È proprio Leon a condurre Lolita «in un post magico, aperto eccezionalmente per te». I due camminano di notte tra i vicoli della città vecchia e si fermano davanti a una porticina grigia sbarrata, sormontata da un’elegante epigrafe. L’uomo ha le chiavi, apre, ed ecco che davanti ai loro occhi e ai nostri, si disvelano immagini di rara bellezza: la tela secentesca di scuola napoletana raffigurante San Martino che dona il mantello a un povero, l’altare, il bellissimo candelabro settecentesco, e poi lo sguardo corre più in basso, alla meraviglia degli affreschi. È la chiesa di San Martino, una piccola cappella privata sconsacrata, inglobata nel palazzo barocco Bianchi Dottula, situato ad angolo nell’omonima strada. La cappella sorge su un precedente edificio di culto di epoca bizantina, risalente al IX-X secolo dopo Cristo, più antico quindi della Basilica di San Nicola.
Milioni di telespettatori (per la precisione più di 5 milioni, con il 28.17 % di share hanno visto la puntata della fiction ispirata ai romanzi di Gabriella Genisi) hanno così potuto ammirare una piccola bomboniera patrimonio della storia millenaria di Bari, ma purtroppo sconosciuta ai più. La chiesetta, rimasta chiusa per oltre sessant’anni, ha riaperto nel 2022, grazie all’associazione Martinus. Nel 2012 infatti, la famiglia Mitolo, di Giovinazzo, discendente dei Bianchi Dottula e proprietaria dell’intero edificio, ha affidato all’associazione il progetto di studio e restauro della chiesa.
«La famiglia Mitolo chiese all’architetto Gerardo Milillo, presidente dell’associazione, di costituire un gruppo di studiosi, storici, progettisti, e presentare alla Soprintendenza il progetto di restauro - racconta Giancarlo Liuzzi, vicepresidente di Martinus -, poi approvato nel 2021. L’idea è appunto di restaurare l’intero edificio. La parte più importante sarà proseguire lo scavo archeologico, con l’intero scavo della navata attuale della chiesa».

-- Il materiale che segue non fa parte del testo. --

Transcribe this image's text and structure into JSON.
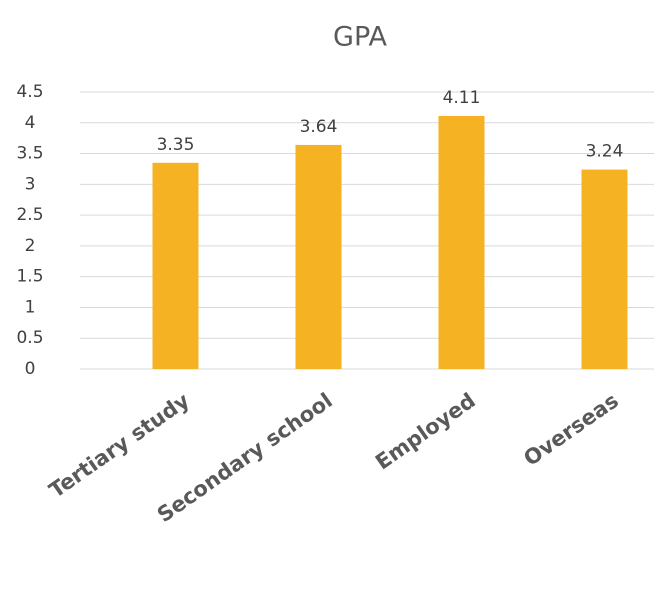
{
  "chart_data": {
    "type": "bar",
    "title": "GPA",
    "categories": [
      "Tertiary study",
      "Secondary school",
      "Employed",
      "Overseas"
    ],
    "values": [
      3.35,
      3.64,
      4.11,
      3.24
    ],
    "color": "#f5b222",
    "ylim": [
      0,
      4.5
    ],
    "yticks": [
      0,
      0.5,
      1,
      1.5,
      2,
      2.5,
      3,
      3.5,
      4,
      4.5
    ],
    "grid": true
  }
}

Negli anni Sessanta infatti, durante alcuni interventi di consolidamento, venne aperto un profondo varco nella pavimentazione che portò alla luce gli affreschi dell’Alto Medioevo, i resti murari dell’antico tempio bizantino, e la tomba del sacerdote Smargardo, maestro di canto e rettore della chiesa in epoca bizantina. «Se si riesce a scavare per altri 3/4 metri è verosimile che si trovino altri affreschi e resti archeologici – continua Liuzzi -, per poi procedere con la ricostruzione del pavimento, quindi l’ambiente diventerà su due livelli. Vorremmo trasformarlo in un centro di produzione culturale, con un piccolo polo museale, e uno spazio eventi per convegni, seminari».

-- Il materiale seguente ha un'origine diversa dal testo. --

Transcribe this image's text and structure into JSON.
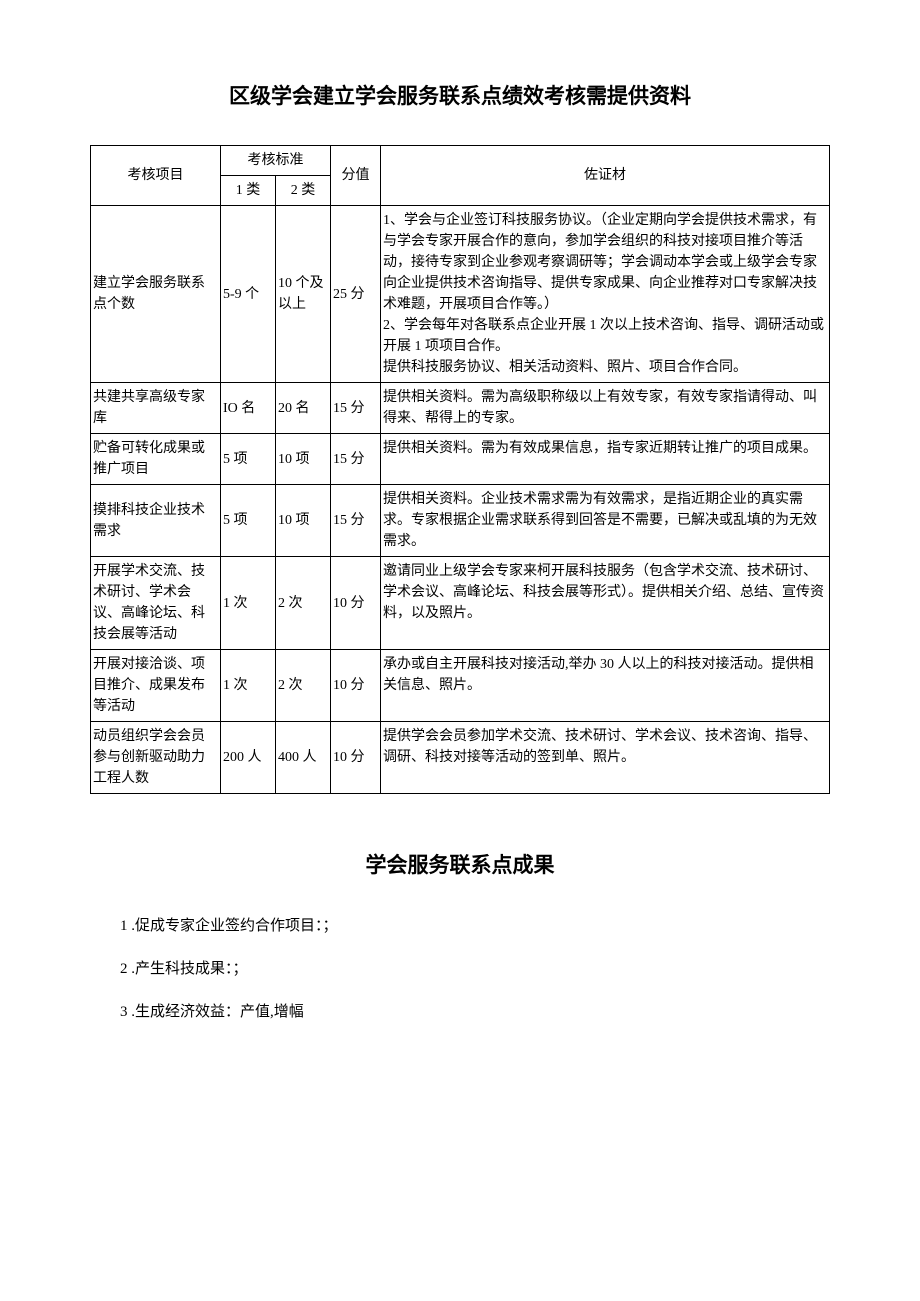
{
  "title": "区级学会建立学会服务联系点绩效考核需提供资料",
  "table": {
    "headers": {
      "item": "考核项目",
      "standard": "考核标准",
      "type1": "1 类",
      "type2": "2 类",
      "score": "分值",
      "material": "佐证材"
    },
    "rows": [
      {
        "item": "建立学会服务联系点个数",
        "type1": "5-9 个",
        "type2": "10 个及以上",
        "score": "25 分",
        "material": "1、学会与企业签订科技服务协议。（企业定期向学会提供技术需求，有与学会专家开展合作的意向，参加学会组织的科技对接项目推介等活动，接待专家到企业参观考察调研等；学会调动本学会或上级学会专家向企业提供技术咨询指导、提供专家成果、向企业推荐对口专家解决技术难题，开展项目合作等。）\n2、学会每年对各联系点企业开展 1 次以上技术咨询、指导、调研活动或开展 1 项项目合作。\n提供科技服务协议、相关活动资料、照片、项目合作合同。"
      },
      {
        "item": "共建共享高级专家库",
        "type1": "IO 名",
        "type2": "20 名",
        "score": "15 分",
        "material": "提供相关资料。需为高级职称级以上有效专家，有效专家指请得动、叫得来、帮得上的专家。"
      },
      {
        "item": "贮备可转化成果或推广项目",
        "type1": "5 项",
        "type2": "10 项",
        "score": "15 分",
        "material": "提供相关资料。需为有效成果信息，指专家近期转让推广的项目成果。"
      },
      {
        "item": "摸排科技企业技术需求",
        "type1": "5 项",
        "type2": "10 项",
        "score": "15 分",
        "material": "提供相关资料。企业技术需求需为有效需求，是指近期企业的真实需求。专家根据企业需求联系得到回答是不需要，已解决或乱填的为无效需求。"
      },
      {
        "item": "开展学术交流、技术研讨、学术会议、高峰论坛、科技会展等活动",
        "type1": "1 次",
        "type2": "2 次",
        "score": "10 分",
        "material": "邀请同业上级学会专家来柯开展科技服务（包含学术交流、技术研讨、学术会议、高峰论坛、科技会展等形式）。提供相关介绍、总结、宣传资料，以及照片。"
      },
      {
        "item": "开展对接洽谈、项目推介、成果发布等活动",
        "type1": "1 次",
        "type2": "2 次",
        "score": "10 分",
        "material": "承办或自主开展科技对接活动,举办 30 人以上的科技对接活动。提供相关信息、照片。"
      },
      {
        "item": "动员组织学会会员参与创新驱动助力工程人数",
        "type1": "200 人",
        "type2": "400 人",
        "score": "10 分",
        "material": "提供学会会员参加学术交流、技术研讨、学术会议、技术咨询、指导、调研、科技对接等活动的签到单、照片。"
      }
    ]
  },
  "subtitle": "学会服务联系点成果",
  "results": [
    "1 .促成专家企业签约合作项目：；",
    "2 .产生科技成果：；",
    "3 .生成经济效益：产值,增幅"
  ]
}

La proprietà continuerà a essere privata e i proprietari sono intenzionati ad aprire al pubblico gratuitamente. Il problema è il reperimento dei fondi. Spiega Liuzzi: «È molto complesso trovare la tipologia di finanziamento che permetta il restauro di beni di proprietà privata. Si parla tanto di fondi Pnrr per interventi di questo genere, però reperire bandi per un restauro del genere è più difficile. Per questo abbiamo cercato di coinvolgere quanti più soggetti possibili, a cominciare dall’Università. Puntiamo a privati, fondazioni, imprese e cittadini che già ci stanno sostenendo». E ora la grande opportunità di far conoscere la chiesetta grazie alla tv con Lolita Lobosco. L’associazione avvierà tra oggi e domani una campagna di crowdfunding (su GoFunMe) per raccogliere un milione di euro.
A breve verrà pubblicato un catalogo delle opere d’arte che si trovano nella chiesa di San Martino, con i relativi costi di restauro. Il progetto sarà anche presentato dall’archeologa barese Federica Calabrese in un convegno a Swansea in Inghilterra dal 5 al 7 aprile.